Spektakulärer gestaltete sich ein Brandeinsatz im Freien am Waldpark Lindach, wo ein mit Holzabfällen beladener Container in Vollbrand stand und von den Jugendlichen erfolgreich abgelöscht werden konnte. Das nächste angenommene Unglück ließ allerdings nicht lange auf sich warten. Eine in einen Schacht gestürzte Person im Umgriff des Liebfrauen-Kindergartens war das nächste Szenario, bei welchem der Nachwuchs die Personenrettung aus der Tiefe durchführen musste, ehe wieder eingerückt werden konnte. Auch die Zeit zwischen den Einsätzen wurde am Feuerwehrhaus von den Organisatoren sinnvoll gestaltet, weshalb zu keinem Zeitpunkt Langeweile einkehrte. Eine Funkschnitzeljagd oder auch eine praktische Unterweisung im richtigen Umgang mit Handfeuerlöschern überbrückten die Wartezeit bis zum nächsten Alarm.

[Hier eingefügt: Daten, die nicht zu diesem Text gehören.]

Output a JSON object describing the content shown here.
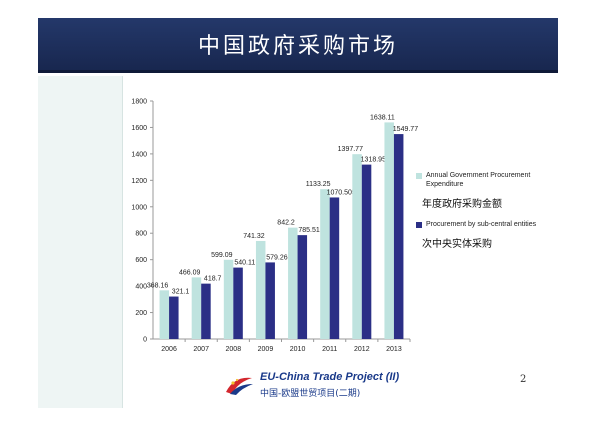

Dieser ging am späten Nachmittag ein. Auf der Baustelle des Studentenwohnheims in der Mehringer Straße war ein Brand ausgebrochen und mehrere Personen galten als vermisst. Zur Unterstützung wurde hier die Jugendfeuerwehr Raitenhaslach und die Jugend der BRK-Bereitschaft hinzugezogen. „Es ist wichtig, dass unser Nachwuchs die wehr- und organisationsübergreifende Zusammenarbeit bereits von Anfang an kennen und schätzen lernt, welche bei Lagen dieses Ausmaßes unabdingbar ist“, erklärte 1. Kommandant Florian Hobmeier, welcher sich unter die zahlreichen Beobachter der Abschlussübung reihte.

Bei einem gemeinsamen Abendessen vom Grill konnte Rückschau auf einen abwechslungsreichen Tag gehalten werden. Ein weiterer Alarm zu einer dringenden Türöffnung, welcher allerdings kein weiteres Eingreifen erforderte, bildete den Abschluss, ehe die Jugendlichen die mehr als verdiente Nachtruhe antreten und am nächsten Tag nach einem stärkenden Frühstück zu ihren Familien heimkehren konnten.

Der Eintritt in die Jugendfeuerwehr ist ab der Vollendung des 12. Lebensjahres möglich. Interessierte sind jeden Montag um 18 Uhr herzlich ins Feuerwehrhaus in der Unghauser Straße eingeladen.

Hinweis: Die verwendeten „Atemschutzgeräte“ sind Dummys. Diese sind so präpariert, dass die Jugendlichen keinen Atemwiderstand haben. Alle Übungseinsätze wurden unter Abwägung aller geltenden Sicherheitsaspekte ohne Gefährdung für die Jugendlichen durchgeführt und durch erwachsene Einsatzkräfte abgesichert.